Looking around at all the fake people smiling through unfunny stories and uncomfortable gatherings of people they haven't seen in years and trying without the hope of success to catch up on their ends of the never ending soap opera... I miss being one of the liars. I miss the pretend laughing, the good food and the company of family members who really won't care an ounce about your life once they again depart for their own private corner of the world - I miss feeling like I belonged.

Even in the tired dances, through the aching in my face and shoulders from holding my head up and pretending all was well and holding all the correct expressions - though my feet and legs were aching from tired and worn steps - I miss being a part of them. Now I watch from the outside and hope and pray that someone notices me and asks me to dance again - to be a part of them again. Now I hold up the walls on either side of the window and wonder when someone will open it to let me into the warmth that I could pretend would get me through these frozen months.

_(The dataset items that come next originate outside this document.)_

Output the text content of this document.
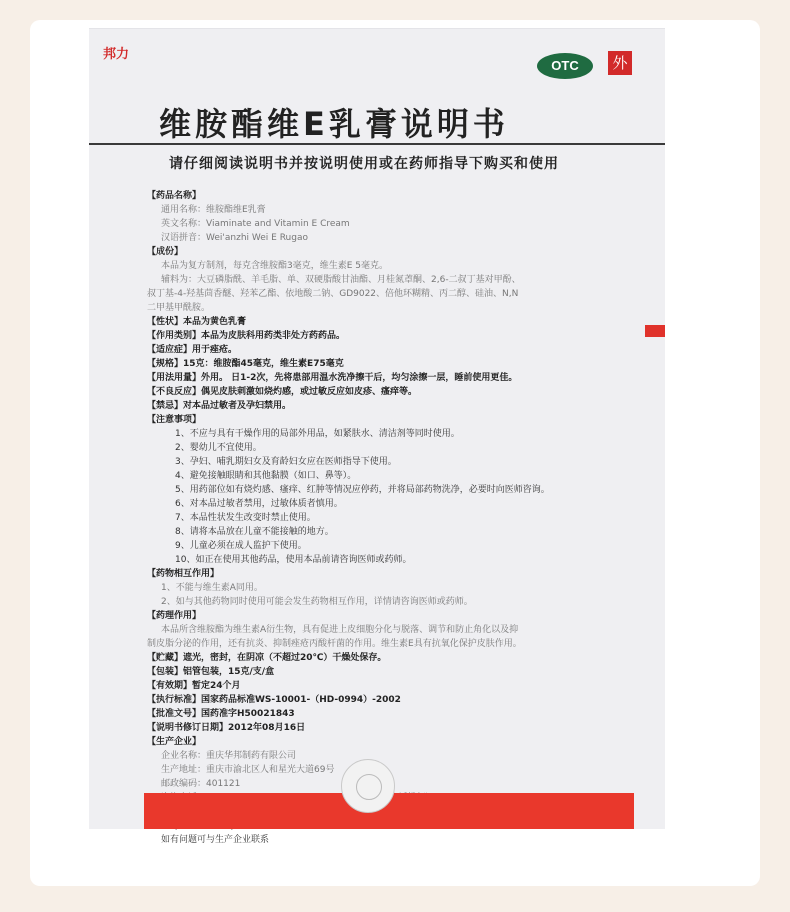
邦力
OTC	外
维胺酯维E乳膏说明书
请仔细阅读说明书并按说明使用或在药师指导下购买和使用
【药品名称】
通用名称：维胺酯维E乳膏
英文名称：Viaminate and Vitamin E Cream
汉语拼音：Wei'anzhi Wei E Rugao
【成份】
本品为复方制剂，每克含维胺酯3毫克，维生素E 5毫克。
辅料为：大豆磷脂酰、羊毛脂、单、双硬脂酸甘油酯、月桂氮䓬酮、2,6-二叔丁基对甲酚、
叔丁基-4-羟基茴香醚、羟苯乙酯、依地酸二钠、GD9022、倍他环糊精、丙二醇、硅油、N,N
二甲基甲酰胺。
【性状】本品为黄色乳膏
【作用类别】本品为皮肤科用药类非处方药药品。
【适应症】用于痤疮。
【规格】15克：维胺酯45毫克，维生素E75毫克
【用法用量】外用。 日1-2次，先将患部用温水洗净擦干后，均匀涂擦一层，睡前使用更佳。
【不良反应】偶见皮肤刺激如烧灼感，或过敏反应如皮疹、瘙痒等。
【禁忌】对本品过敏者及孕妇禁用。
【注意事项】
1、不应与具有干燥作用的局部外用品，如紧肤水、清洁剂等同时使用。
2、婴幼儿不宜使用。
3、孕妇、哺乳期妇女及育龄妇女应在医师指导下使用。
4、避免接触眼睛和其他黏膜（如口、鼻等）。
5、用药部位如有烧灼感、瘙痒、红肿等情况应停药，并将局部药物洗净，必要时向医师咨询。
6、对本品过敏者禁用，过敏体质者慎用。
7、本品性状发生改变时禁止使用。
8、请将本品放在儿童不能接触的地方。
9、儿童必须在成人监护下使用。
10、如正在使用其他药品，使用本品前请咨询医师或药师。
【药物相互作用】
1、不能与维生素A同用。
2、如与其他药物同时使用可能会发生药物相互作用，详情请咨询医师或药师。
【药理作用】
本品所含维胺酯为维生素A衍生物，具有促进上皮细胞分化与脱落、调节和防止角化以及抑
制皮脂分泌的作用，还有抗炎、抑制痤疮丙酸杆菌的作用。维生素E具有抗氧化保护皮肤作用。
【贮藏】遮光，密封，在阴凉（不超过20℃）干燥处保存。
【包装】铝管包装，15克/支/盒
【有效期】暂定24个月
【执行标准】国家药品标准WS-10001-（HD-0994）-2002
【批准文号】国药准字H50021843
【说明书修订日期】2012年08月16日
【生产企业】
企业名称：重庆华邦制药有限公司
生产地址：重庆市渝北区人和星光大道69号
邮政编码：401121
如有问题可与生产企业联系
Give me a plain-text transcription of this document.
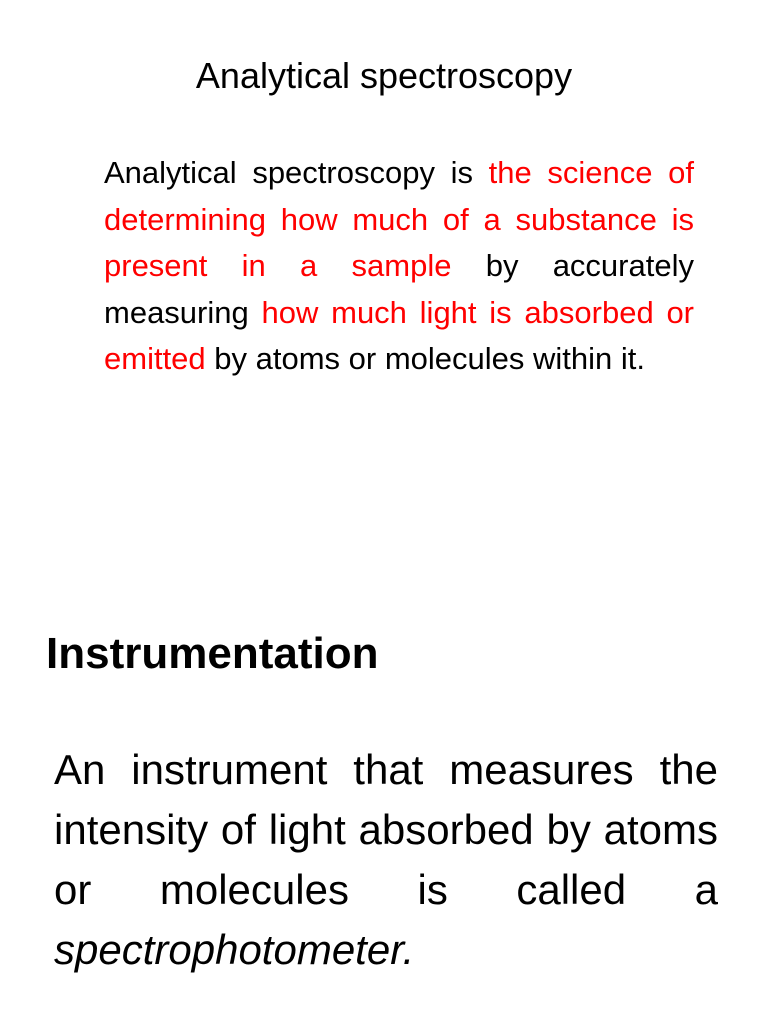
Analytical spectroscopy

Analytical spectroscopy is the science of determining how much of a substance is present in a sample by accurately measuring how much light is absorbed or emitted by atoms or molecules within it.

Instrumentation

An instrument that measures the intensity of light absorbed by atoms or molecules is called a spectrophotometer.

But the Universe has chosen to leave me with nothing but a room, a car and a job. No family, one amazing and wonderful friend... who I no longer see... I'm growing but I have nothing to show for it, no one to share it with. Have I burned all my bridges, is there no hope for me anymore? I look around and I see people who once vowed never to leave me packing their bags and walking away, and people whom I've never known watching those leaving and deciding I'm not worth the effort. I have lost my home, my best friends, money... freedom and all in the name of what? I have met some amazing people knowing that when they look at me, they will see nothing but pieces of a broken soul who is tired of trying and has run out of duct tape. I have nothing left to offer anyone. I have nothing to offer myself. I look around in my duct tape and Elmer's Glue world and have nothing except the wonderings of when it will fall apart next time.

I met a guy. He has the nicest smile and a wonderful laugh and eyes that really see way too much. I'm afraid to have him look at me - I'm afraid he'll judge me worthless as well.

And now, a mini-list:
 - I will let you in on a little secret. You tell someone that "they don't know me yet" when they ask why you're throwing this away, and I promise to air all the ways you aren't a perfect ray of sunshine either, darlin'. You and I may have ended, but don't ruin it for me with others.
 - I guess I never really knew you, did I?
 - You... make me smile so much my face hurts and laugh so much my ribcage has been sore for days. Please don't look at me and see the stains that mark me as unnecessary.
 - I'm afraid to unpack. I'm afraid to reconnect. I'm afraid of being alone...
 - I'm tired of guessing who people are, and their intentions. I'm straight with you, why can't you be straight with me?

*sighs* It's the holidays that are the hardest.